Hello,
I need your help regarding transcription factors and their gene targets (association with protein coding genes).
What do I have?
List of several protein coding genes and experimentally confirmed variants located in their cis-regulatory elements (CREs), up to 3kbp from TSS in cancer cell lines.
What do I want to achieve?
I'd like to check the influence of the variants on TFBS. The example result: wild version of gene A it's a target (is regulated) by some transcription factor, let's say MYC. However mutated version of this gene (some sequence variants near TSS - in regulatory region) is regulated by different transcription factor or due to mutations the association between this gene and MYC is weakened or even removed. Therefore we can say the expression of gene A is altered due to the variants in cis-regulatory elements in cancer cells. Then after this in silico analysis I'd like to perform some functional analysis in wet lab. I was thinking to take the best candidates and do some siRNA silencing of transcription factor, ChIP qPCR, transfection and cloning.
What I did so far?
I used two tools to do such analysis.
- morifbreakR (https://bioconductor.org/packages/release/bioc/html/motifbreakR.html)

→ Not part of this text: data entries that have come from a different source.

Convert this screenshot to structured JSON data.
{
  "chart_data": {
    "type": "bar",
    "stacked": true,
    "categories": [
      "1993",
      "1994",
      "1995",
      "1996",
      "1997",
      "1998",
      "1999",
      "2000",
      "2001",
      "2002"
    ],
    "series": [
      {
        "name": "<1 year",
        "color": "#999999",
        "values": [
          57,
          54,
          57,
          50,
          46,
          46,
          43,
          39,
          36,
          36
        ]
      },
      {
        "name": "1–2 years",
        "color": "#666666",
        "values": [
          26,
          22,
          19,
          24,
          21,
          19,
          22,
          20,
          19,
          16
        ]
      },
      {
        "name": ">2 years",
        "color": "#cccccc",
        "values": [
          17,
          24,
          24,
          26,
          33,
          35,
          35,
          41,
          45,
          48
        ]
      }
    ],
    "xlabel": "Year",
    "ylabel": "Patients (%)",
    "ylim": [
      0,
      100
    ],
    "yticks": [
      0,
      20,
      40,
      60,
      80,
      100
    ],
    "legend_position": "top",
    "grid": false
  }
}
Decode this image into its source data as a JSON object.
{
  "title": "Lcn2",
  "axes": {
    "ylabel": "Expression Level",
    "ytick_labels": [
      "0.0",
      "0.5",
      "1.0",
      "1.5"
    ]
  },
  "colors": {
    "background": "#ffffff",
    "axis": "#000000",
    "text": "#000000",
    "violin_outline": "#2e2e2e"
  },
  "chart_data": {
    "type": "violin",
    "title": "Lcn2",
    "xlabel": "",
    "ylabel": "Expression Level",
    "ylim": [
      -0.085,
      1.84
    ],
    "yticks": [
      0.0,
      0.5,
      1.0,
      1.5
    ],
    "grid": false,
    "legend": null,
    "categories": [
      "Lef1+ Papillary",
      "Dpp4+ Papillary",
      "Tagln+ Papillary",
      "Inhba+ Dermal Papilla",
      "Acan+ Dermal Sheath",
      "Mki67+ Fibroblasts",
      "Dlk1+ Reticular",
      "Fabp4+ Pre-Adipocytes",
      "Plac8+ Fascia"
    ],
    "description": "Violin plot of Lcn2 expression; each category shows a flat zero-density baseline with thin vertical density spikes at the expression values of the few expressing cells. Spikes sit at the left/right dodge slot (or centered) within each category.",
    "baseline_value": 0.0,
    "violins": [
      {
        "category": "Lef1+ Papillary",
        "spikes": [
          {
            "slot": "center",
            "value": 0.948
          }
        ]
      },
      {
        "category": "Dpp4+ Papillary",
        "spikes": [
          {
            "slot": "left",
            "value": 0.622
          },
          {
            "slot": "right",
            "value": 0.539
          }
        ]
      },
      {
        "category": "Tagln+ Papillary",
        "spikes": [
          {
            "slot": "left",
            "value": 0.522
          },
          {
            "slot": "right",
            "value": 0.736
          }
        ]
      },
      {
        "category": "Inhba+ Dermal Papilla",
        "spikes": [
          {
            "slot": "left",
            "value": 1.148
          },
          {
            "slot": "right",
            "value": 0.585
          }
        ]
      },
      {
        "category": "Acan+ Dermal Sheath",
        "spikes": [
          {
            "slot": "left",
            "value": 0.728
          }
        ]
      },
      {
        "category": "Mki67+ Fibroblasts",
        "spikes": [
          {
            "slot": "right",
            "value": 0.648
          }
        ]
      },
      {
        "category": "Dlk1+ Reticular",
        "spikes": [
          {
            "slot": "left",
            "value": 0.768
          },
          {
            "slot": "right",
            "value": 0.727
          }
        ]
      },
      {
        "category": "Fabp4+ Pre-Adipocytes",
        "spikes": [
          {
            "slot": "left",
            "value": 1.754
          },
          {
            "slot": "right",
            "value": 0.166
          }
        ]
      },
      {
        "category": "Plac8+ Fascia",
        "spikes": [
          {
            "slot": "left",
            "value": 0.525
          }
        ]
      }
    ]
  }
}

- RSAT (http://rsat.sb-roscoff.fr/)
Regarding motifbreakR i set p-value relatively high, namely 0.05. Only 9 of 55 variants were considered as interesting (returned by software). Then I used matrix-scan (RSAT). I run the analysis with cisBP Homo_sapiens - [6607 motifs] (2019-06_v2.00) in transfac format. The input sequence was the region (CRE) near TSS of the gene. I decided to try this matrix-scan twice. First with wild sequence and second with mutated sequence (I inserted variants manually). I obtained two sets of transcription factors (sites) with sequences. I compared these two sets using R and I received TFs characteristic (that differs between sets) for wild and mutated sequences. So actually I did what I wanted. However, I performed the same analysis using ENCODE (Human TFs) - [2065 motifs] (2018-03) instead of cisBP and results are completely different (cisBP vs ENCODE). Moreover when I check the region of interest in UCSC GenomeBrowser with added tracks: Jaspar 2020 TFBS and Transcription Factor ChIP-seq Clusters (161 factors) from ENCODE with Factorbook Motifs there's no overlap of TFBS between ENCODE and Jaspar.
Unfortunately I need certain results before I start work in the wet lab, I'd like to avoid any false positives. So my question are:
Is my strategy correct?
Why every DB with TFBS and TF's is showing different results comparing to others?
Is there database with accurate and certain results? Which one should I believe? Is ENCODE enough?